The Sky Chair comes complete with an eyebolt with a good eight inches of threading, and the girth of a sewer pipe, meant for hanging in your favorite eaves or tree. It occured to me that I'd love to hang it on the front porch. Wait...let me rephrase that...it occured to Stacy that I'd love to hang it on the front porch. Unfortunately, our front porch eaves are concealed by white aluminum siding, which gives me no indication of where the support joists are. So, being the responsible and protective husband that I am, I took a random guess at where it MIGHT be, drilled a hole, screwed in the eyebolt, hung the chair...and invited Stacy out for a sit. It took about eight seconds for the weight of a human in the chair to rip the plywood out of the roof, pull the nails out of the nearby support joist, and to send the aluminum siding and the chair (complete with passenger) to the concrete floor of my porch. Besides being horribly suprising to Stacy, it was the funniest thing I've seen in weeks. (No worries, we only hung the chair a few inches from the ground, in case such an event would occur...and the siding is very light, being made of aluminum and all). Eight seconds after I had hung our ideal sitting solution for the modern home, I now had an sizeable restoration project on my hands, and a wife with a sore coxyx. (Say it out loud, it's fun).

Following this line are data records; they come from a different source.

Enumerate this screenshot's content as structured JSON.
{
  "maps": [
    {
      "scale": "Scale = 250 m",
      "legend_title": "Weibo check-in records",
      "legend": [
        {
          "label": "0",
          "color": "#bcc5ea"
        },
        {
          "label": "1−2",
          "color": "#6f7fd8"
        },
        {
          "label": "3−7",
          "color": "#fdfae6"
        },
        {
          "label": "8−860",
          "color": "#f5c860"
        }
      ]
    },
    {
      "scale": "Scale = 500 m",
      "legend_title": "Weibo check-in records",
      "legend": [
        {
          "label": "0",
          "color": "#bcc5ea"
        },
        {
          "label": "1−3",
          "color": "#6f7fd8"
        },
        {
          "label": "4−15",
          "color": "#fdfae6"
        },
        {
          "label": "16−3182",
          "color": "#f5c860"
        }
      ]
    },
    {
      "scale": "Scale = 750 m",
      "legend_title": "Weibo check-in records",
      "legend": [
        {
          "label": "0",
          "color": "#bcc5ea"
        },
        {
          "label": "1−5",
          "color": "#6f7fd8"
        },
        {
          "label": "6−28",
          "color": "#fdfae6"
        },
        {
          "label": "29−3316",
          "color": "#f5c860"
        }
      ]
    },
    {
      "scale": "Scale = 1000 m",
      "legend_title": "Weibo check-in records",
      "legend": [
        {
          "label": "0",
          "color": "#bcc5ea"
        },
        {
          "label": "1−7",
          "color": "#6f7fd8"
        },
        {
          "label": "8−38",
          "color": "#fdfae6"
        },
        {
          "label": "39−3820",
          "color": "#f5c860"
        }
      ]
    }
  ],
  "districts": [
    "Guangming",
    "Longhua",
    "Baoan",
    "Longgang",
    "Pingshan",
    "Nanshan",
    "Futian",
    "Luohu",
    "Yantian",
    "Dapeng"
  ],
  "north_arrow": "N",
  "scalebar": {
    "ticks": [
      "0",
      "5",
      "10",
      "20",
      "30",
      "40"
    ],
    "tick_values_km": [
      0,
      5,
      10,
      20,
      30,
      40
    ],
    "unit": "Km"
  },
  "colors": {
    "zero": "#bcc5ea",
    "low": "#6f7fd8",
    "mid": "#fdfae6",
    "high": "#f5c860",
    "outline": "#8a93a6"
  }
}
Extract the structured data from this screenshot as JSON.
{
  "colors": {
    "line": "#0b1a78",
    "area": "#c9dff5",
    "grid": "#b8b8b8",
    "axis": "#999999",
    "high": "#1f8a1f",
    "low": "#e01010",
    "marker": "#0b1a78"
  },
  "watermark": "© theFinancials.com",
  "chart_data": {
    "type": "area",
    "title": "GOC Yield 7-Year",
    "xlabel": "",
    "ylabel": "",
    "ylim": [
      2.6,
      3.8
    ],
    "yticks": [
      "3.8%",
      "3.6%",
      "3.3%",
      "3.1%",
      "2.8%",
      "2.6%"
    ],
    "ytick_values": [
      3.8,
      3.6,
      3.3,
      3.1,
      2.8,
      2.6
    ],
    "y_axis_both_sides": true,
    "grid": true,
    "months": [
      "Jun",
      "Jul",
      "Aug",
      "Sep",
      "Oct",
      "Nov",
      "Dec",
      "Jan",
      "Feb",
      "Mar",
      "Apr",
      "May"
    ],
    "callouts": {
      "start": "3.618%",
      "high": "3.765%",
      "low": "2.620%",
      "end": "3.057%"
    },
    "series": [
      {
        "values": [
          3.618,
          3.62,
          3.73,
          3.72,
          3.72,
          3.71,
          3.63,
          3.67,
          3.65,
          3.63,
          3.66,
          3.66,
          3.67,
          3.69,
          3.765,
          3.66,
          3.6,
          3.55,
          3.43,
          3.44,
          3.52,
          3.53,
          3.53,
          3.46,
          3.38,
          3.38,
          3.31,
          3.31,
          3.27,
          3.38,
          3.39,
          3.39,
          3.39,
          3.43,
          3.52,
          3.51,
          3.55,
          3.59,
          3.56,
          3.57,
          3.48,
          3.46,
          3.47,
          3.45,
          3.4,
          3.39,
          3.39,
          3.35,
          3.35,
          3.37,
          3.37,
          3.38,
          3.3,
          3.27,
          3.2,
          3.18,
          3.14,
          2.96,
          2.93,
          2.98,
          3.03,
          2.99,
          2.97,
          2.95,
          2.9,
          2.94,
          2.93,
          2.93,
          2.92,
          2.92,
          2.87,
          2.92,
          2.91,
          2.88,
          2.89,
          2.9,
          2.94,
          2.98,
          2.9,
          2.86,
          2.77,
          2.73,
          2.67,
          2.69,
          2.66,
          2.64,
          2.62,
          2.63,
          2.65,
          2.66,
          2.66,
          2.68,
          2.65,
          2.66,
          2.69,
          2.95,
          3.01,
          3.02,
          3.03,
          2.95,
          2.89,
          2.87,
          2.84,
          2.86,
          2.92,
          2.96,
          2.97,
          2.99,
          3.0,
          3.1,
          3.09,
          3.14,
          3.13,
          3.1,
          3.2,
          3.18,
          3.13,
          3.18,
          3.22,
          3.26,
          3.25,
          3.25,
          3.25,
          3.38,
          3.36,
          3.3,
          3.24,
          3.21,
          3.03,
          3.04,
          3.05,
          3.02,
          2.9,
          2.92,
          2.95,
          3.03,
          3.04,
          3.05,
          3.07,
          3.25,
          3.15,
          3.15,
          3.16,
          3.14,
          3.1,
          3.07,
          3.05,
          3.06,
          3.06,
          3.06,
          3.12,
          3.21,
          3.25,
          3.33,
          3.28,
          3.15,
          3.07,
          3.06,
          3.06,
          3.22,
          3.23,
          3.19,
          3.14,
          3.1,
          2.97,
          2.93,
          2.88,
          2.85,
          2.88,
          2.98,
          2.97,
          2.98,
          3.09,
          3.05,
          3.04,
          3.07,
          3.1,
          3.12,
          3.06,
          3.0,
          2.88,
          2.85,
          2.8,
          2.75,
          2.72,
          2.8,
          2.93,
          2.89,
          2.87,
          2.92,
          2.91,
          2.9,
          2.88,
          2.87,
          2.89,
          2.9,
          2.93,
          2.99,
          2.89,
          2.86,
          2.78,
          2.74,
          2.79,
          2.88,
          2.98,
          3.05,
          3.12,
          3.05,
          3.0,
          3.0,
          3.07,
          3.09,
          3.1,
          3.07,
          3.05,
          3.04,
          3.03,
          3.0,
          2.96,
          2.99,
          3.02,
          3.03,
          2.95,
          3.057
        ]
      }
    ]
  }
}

I managed to hammer the support plywood back in, attach it to the joist, bend the aluminum back into place and...after a couple of guesses, drilled a hole right into the support joist, where the chair now hangs. Stacy, in an act of courage and a symbolic middle finger to classical conditioning, got back in the chair to test it. It held her...and it held me...and that's a feat.

We now have a teriffic sky chair which, assuming nobody steals it this afternoon, will provide hours of floating sittiness for me later today. And, we have some extra ventilation in our porch roof.

This concludes a story without a moral.